Abstract

Optical burst switching (OBS) is a promising technique for supporting high-capacity bursty data traffic over optical wavelength-division-multiplexed (WDM) networks. A label-switched path can be established to forward a burst control packet (BCP) if each OBS node is augmented with an IP/MPLS controller. Such a network is called a labeled OBS (LOBS) network, and it can exploit the explicit routing and constraint-based routing properties supported in the MPLS framework to perform traffic and resource engineering. However, the burst-loss probability (denoted as BLP) can be large if the traffic is not properly engineered in a LOBS network, especially after a failure occurs. In this paper, we propose to use pre-planned global rerouting to balance network load and to restore bursts after a link fails. We apply optimization techniques to pre-plan explicit backup routes for failure scenarios. Our objective is to achieve optimal load balancing both before and after a failure such that the network state can still remain stable with minimum BLP when failure occurs.

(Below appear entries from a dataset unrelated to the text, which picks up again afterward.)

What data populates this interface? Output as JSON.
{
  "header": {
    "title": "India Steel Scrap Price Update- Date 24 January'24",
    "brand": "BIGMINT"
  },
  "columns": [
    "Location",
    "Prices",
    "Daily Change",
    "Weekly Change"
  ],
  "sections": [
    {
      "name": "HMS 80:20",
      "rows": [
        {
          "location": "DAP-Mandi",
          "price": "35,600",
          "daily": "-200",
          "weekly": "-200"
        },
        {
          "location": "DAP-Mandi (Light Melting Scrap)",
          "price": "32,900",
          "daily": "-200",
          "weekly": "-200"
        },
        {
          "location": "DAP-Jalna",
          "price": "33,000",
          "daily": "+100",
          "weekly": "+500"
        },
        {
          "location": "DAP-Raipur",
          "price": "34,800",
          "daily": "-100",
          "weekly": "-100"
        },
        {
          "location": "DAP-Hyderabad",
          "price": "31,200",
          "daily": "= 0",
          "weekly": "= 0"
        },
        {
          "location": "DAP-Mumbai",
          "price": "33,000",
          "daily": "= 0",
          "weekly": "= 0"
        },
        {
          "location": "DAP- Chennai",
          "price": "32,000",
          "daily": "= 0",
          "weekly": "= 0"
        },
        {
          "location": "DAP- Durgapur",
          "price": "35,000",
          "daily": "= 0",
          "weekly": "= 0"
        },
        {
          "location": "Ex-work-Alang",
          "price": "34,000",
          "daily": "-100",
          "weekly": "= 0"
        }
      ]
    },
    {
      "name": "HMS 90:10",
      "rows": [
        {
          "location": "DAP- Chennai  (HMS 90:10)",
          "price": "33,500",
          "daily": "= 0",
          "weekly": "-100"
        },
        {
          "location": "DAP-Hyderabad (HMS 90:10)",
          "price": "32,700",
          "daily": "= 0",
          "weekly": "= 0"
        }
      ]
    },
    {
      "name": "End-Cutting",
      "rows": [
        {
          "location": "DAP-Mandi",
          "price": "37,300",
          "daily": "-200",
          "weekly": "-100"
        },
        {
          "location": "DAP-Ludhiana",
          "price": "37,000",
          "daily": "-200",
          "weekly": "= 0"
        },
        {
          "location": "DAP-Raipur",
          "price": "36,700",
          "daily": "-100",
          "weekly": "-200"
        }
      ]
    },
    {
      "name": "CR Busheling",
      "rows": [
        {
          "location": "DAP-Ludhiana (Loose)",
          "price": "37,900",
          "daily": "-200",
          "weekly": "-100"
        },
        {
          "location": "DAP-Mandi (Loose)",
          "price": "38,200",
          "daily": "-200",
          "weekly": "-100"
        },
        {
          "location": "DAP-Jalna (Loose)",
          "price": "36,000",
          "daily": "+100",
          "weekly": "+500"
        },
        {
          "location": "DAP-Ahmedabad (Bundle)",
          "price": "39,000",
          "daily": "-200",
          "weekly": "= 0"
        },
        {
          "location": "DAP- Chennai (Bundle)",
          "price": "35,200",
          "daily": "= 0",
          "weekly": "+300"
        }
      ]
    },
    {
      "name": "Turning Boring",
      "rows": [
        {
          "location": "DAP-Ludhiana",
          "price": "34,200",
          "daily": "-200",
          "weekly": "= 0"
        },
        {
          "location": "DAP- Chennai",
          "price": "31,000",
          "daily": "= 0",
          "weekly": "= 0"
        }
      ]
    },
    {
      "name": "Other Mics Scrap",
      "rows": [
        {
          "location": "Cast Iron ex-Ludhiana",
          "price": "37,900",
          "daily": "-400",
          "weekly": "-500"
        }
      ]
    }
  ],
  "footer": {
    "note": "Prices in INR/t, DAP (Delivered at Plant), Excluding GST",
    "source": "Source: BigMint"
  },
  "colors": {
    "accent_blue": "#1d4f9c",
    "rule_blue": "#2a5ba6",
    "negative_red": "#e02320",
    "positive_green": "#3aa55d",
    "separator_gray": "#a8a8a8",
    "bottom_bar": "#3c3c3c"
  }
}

We apply the pre-planned global rerouting method in a LOBS network and study the performance of different rerouting schemes on some typical network topologies. Our illustrative numerical examples show that the BLP can be significantly reduced by 25%-99% (when the average link load is less than 0.5) using globally rerouted backup routes, when compared with the scheme without global rerouting. We also observe that the BLP is reduced by 20%-65% (when the average link load is less than 0.5) if the rerouting is done using optimization techniques, when compared with shortest-path routing.